Suppose ${\displaystyle f}$ is a function and ${\displaystyle k}$ is a nonnegative integer. The ${\displaystyle k^{th}}$ derivative of ${\displaystyle f}$, denoted ${\displaystyle f^{(k)}}$ or ${\displaystyle f^{'''\dots '}}$ where ${\displaystyle {}^{'}}$ occurs a total of ${\displaystyle k}$ times, is defined as the function obtained by differentiating ${\displaystyle f}$ a total of ${\displaystyle k}$ times (i.e., taking the derivative, then taking the derivative of that, and so on, a total of ${\displaystyle k}$ times). The first few cases are shown explicitly:

Value of ${\displaystyle k}$	Notation with repeated primes for ${\displaystyle f^{(k)}}$	${\displaystyle f^{(k)}}$ notation	Definition	In words
0	${\displaystyle \!f}$	${\displaystyle \!f^{(0)}}$	${\displaystyle \!f}$	the original function
1	${\displaystyle \!f'}$	${\displaystyle \!f^{(1)}}$	${\displaystyle \!f'}$	the derivative, also called the first derivative
2	${\displaystyle \!f''}$	${\displaystyle \!f^{(2)}}$	${\displaystyle \!(f')^{'}}$	the second derivative
3	${\displaystyle \!f'''}$	${\displaystyle \!f^{(3)}}$	${\displaystyle \!((f')^{'})^{'}}$	the third derivative

We could also define the ${\displaystyle k^{th}}$ derivative inductively as:

${\displaystyle \!f^{(k)}=(f^{(k-1)})^{'}}$

or as:

${\displaystyle \!f^{(k)}=(f')^{(k-1)}}$

with the base case ${\displaystyle f^{(0)}=f}$.

Leibniz notation

Suppose ${\displaystyle y=f(x)}$, so ${\displaystyle y}$ is a dependent variable depending on ${\displaystyle x}$, the independent variable.

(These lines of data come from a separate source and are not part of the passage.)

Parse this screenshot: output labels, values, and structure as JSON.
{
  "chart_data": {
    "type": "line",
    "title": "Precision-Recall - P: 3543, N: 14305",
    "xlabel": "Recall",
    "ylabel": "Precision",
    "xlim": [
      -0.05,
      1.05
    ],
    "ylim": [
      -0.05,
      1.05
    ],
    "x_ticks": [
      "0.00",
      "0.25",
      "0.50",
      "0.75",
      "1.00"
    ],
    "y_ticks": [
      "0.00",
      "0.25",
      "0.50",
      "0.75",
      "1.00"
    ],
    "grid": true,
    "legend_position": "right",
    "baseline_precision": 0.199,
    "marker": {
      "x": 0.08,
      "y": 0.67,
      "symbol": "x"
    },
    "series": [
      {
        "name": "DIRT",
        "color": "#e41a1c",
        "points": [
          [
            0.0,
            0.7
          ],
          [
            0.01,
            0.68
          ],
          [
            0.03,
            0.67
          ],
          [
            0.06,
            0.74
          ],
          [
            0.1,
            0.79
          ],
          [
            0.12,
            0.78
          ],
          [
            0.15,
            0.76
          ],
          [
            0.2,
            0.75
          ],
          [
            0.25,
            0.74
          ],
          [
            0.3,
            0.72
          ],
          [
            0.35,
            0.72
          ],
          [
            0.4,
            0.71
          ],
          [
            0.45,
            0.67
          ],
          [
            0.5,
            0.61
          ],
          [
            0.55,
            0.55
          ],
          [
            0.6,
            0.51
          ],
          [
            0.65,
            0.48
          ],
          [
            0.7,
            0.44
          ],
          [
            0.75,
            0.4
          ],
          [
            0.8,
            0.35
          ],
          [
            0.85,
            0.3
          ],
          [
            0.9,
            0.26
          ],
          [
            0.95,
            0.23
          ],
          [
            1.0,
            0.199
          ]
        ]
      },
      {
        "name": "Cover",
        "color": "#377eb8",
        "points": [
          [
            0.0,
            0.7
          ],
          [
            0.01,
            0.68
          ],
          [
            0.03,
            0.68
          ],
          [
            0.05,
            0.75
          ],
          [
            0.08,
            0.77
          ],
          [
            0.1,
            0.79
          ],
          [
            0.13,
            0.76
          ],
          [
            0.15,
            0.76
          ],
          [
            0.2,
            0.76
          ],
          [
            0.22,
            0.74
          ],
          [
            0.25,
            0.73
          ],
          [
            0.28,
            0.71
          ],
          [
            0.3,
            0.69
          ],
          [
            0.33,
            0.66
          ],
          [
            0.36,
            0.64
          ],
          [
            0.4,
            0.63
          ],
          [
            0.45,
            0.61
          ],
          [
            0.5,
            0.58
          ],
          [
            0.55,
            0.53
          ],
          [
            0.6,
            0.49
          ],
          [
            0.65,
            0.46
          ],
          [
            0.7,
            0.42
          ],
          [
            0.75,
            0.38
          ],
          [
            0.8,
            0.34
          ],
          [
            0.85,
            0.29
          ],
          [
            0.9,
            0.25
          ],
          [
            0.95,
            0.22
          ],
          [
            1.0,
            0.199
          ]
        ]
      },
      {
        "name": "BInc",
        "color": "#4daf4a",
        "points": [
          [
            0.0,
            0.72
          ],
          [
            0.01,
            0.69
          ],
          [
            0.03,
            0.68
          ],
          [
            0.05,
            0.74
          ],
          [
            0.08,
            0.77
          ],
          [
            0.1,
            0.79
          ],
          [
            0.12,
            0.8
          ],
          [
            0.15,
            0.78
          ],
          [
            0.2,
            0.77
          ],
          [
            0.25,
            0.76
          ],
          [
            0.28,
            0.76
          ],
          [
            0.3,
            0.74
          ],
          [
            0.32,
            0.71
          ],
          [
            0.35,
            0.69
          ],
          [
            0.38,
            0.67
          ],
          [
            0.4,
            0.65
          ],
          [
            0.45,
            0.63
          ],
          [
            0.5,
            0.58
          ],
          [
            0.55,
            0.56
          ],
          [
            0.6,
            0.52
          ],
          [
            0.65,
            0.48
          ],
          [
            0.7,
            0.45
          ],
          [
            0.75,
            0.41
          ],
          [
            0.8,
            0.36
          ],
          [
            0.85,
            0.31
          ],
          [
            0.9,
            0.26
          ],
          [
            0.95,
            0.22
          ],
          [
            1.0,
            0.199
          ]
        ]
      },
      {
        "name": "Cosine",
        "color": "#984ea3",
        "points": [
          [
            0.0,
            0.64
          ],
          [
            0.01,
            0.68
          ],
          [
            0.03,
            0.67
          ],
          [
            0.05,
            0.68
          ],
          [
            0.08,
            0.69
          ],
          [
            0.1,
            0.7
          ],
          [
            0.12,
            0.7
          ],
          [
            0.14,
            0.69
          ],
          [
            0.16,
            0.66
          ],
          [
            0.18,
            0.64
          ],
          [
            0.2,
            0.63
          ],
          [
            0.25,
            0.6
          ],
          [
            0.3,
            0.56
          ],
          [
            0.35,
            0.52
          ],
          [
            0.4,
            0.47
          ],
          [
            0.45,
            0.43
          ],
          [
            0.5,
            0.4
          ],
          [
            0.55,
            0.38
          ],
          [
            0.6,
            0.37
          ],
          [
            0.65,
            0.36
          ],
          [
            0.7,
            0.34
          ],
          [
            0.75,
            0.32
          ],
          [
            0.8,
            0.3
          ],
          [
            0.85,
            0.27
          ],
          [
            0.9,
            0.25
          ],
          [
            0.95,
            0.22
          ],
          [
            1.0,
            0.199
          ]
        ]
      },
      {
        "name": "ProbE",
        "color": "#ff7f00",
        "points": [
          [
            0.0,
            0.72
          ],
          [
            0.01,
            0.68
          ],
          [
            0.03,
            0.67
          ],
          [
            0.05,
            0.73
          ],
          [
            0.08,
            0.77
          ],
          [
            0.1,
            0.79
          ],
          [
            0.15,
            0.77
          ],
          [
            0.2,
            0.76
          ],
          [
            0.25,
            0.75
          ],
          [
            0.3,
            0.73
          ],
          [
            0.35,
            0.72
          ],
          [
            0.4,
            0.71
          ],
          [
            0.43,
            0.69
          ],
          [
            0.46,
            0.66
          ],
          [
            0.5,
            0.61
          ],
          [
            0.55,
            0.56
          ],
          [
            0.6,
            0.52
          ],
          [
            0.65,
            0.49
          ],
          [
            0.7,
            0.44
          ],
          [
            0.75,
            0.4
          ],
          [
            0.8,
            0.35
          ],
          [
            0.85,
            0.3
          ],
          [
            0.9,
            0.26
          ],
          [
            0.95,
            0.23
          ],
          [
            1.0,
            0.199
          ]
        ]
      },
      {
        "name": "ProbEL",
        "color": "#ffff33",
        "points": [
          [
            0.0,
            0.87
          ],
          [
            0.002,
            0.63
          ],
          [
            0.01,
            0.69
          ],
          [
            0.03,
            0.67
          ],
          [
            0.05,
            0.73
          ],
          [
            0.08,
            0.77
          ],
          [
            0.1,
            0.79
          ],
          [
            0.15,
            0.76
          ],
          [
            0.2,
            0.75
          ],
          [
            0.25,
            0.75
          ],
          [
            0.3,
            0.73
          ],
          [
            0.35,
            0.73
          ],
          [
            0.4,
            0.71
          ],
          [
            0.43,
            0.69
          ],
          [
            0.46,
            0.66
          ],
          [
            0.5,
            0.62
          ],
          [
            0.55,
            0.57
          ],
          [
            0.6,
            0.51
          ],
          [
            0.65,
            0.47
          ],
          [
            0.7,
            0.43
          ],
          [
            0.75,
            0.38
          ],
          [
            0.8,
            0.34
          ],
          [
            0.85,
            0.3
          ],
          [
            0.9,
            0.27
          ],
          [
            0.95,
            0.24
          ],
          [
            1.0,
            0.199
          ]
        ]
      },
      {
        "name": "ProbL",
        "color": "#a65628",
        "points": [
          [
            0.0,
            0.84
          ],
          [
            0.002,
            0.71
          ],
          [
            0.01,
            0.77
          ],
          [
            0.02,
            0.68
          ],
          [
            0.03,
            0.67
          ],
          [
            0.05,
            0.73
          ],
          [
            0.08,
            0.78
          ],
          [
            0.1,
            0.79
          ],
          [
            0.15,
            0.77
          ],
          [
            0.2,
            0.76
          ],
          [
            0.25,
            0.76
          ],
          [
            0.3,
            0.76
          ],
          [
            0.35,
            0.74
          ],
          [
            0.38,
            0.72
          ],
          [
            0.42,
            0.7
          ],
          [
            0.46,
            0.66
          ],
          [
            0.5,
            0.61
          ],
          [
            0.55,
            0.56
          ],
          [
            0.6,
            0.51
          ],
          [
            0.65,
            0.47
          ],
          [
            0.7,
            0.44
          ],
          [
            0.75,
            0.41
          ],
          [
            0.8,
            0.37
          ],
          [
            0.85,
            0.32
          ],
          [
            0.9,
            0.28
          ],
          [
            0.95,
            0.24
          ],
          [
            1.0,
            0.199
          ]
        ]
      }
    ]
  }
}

The ${\displaystyle k^{th}}$ derivative of ${\displaystyle y}$ with respect to ${\displaystyle x}$ is denoted:

${\displaystyle \!{\frac {d^{k}}{(dx)^{k}}}y}$

or as:

${\displaystyle \!{\frac {d^{k}y}{dx^{k}}}}$

and is defined as:

${\displaystyle \!{\frac {d^{k}y}{dx^{k}}}={\frac {d}{dx}}\left[{\frac {d}{dx}}\left[\dots \left[{\frac {d}{dx}}(y)\right]\dots \right]\right]}$

where the ${\displaystyle d/dx}$ occurs ${\displaystyle k}$ times. Alternatively we can define it inductively as:

${\displaystyle \!{\frac {d^{k}y}{dx^{k}}}={\frac {d}{dx}}{\frac {d^{k-1}y}{dx^{k-1}}}}$

with the base case ${\displaystyle k=0}$ being defined as ${\displaystyle {\frac {d^{0}y}{dx^{0}}}=y}$.